With this ambivalence, I held the first practice and shared some of my philosophies about basketball and the elements of the game that I thought were vital. We spent time practicing rebounding and defensive stances, pick and rolls, and swimming through screens. I felt great about the practice and felt sorry for the team that we would be meeting for our first game!
Our first game arrived and the whistle blew to start the game. To my shock, my pupils did not know what a jump ball was or where to stand. I took a deep breath in and an insight hit, “This was not only the first time most of these girls were playing church basketball, it was MY first time playing CHURCH basketball!” I had tried to give them knowledge without a foundation and without that foundation we scored our first basket with 30 seconds left in the half. All I could do was take feverish notes and try to choke back the urge to run out there and do it myself!
That first game ended with heads hanging low and an 8 to 36 loss, but the lesson was clear, “GO BACK TO THE BASICS!” and have a humble coach! The next practice we did just that, we went back to the basics and walked through all of the fundamental scenarios that they would hit, such as, jump ball, out of bounds plays, free throws, and where to be offensively and defensively.
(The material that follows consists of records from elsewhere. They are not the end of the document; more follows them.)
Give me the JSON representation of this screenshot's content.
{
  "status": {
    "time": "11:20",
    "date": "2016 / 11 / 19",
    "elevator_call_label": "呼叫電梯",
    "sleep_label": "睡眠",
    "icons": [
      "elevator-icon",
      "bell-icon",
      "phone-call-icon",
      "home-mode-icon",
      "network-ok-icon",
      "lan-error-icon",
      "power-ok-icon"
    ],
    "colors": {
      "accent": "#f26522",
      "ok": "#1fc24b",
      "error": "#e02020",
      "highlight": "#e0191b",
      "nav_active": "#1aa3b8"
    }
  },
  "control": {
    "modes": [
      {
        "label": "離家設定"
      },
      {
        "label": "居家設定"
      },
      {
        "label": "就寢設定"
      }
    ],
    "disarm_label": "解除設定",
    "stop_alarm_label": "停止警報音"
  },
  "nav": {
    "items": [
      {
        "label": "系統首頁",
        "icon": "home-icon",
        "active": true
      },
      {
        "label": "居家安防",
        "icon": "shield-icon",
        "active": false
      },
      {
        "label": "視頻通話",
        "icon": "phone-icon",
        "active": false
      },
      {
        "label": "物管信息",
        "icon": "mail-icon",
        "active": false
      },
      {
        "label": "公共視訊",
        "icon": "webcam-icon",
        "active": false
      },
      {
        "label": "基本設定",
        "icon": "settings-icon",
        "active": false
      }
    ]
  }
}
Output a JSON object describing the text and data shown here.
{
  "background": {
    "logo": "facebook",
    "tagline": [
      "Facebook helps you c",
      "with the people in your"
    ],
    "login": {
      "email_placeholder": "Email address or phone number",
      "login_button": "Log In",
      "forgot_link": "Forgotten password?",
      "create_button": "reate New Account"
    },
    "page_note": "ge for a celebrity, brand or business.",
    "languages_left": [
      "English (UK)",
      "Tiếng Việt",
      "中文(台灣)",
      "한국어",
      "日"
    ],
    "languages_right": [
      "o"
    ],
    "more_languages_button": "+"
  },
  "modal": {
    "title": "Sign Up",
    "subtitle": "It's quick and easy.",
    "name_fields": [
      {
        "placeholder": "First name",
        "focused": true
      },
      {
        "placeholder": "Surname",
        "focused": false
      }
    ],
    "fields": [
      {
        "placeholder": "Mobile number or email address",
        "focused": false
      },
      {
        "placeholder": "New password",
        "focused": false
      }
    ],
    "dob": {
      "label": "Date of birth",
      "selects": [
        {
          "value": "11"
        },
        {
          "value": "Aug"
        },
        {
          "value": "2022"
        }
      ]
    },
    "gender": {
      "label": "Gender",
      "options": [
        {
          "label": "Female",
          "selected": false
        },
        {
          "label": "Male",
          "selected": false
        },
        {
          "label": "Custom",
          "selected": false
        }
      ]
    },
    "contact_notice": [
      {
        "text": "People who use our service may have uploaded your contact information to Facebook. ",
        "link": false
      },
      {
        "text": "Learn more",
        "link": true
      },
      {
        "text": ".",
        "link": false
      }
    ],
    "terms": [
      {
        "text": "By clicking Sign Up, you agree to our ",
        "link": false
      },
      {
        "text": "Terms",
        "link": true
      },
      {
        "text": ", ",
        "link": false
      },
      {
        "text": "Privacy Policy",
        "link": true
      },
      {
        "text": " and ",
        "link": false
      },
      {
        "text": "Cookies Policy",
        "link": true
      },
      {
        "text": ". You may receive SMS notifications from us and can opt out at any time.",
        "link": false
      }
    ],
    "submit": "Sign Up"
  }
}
It was a comfort to know they had some fundamental skills to take into the next contest.
As all truly great stories go, these terrific kids continued to grow and develop through the next several weeks and we found ourselves smack dab in the middle of the Championship Game against the same team that had beaten us that first night. I am happy to report that my girls won the game 38-28 and will be seated 1st place going into Region play!
This little basketball season hit at the same time as the cancer diagnosis and the beginning of treatment. Shockingly, it became a metaphor in my mind! Like that first practice, I was going through life with a pre-loaded belief about how my life was going to go and I was leading a blissful existence. When we found out about the cancer, I was stumbling around trying to figure out what was going on (much like the jump ball scenario) and it would be quite easy to say that I went through most of that ‘first half’ without scoring.
Well, it’s been a great blessing to have had a lot of those conversations despite it all! To truly love deeper, and see things clearer, and to recognize the incredible amount of blessings that are meted out by an All-knowing and All-loving Father. No matter the outcome, I choose to trust Him and to follow through on the things that I feel in my heart, and in that way, much like my girls, I will walk away with the CHAMPIONSHIP!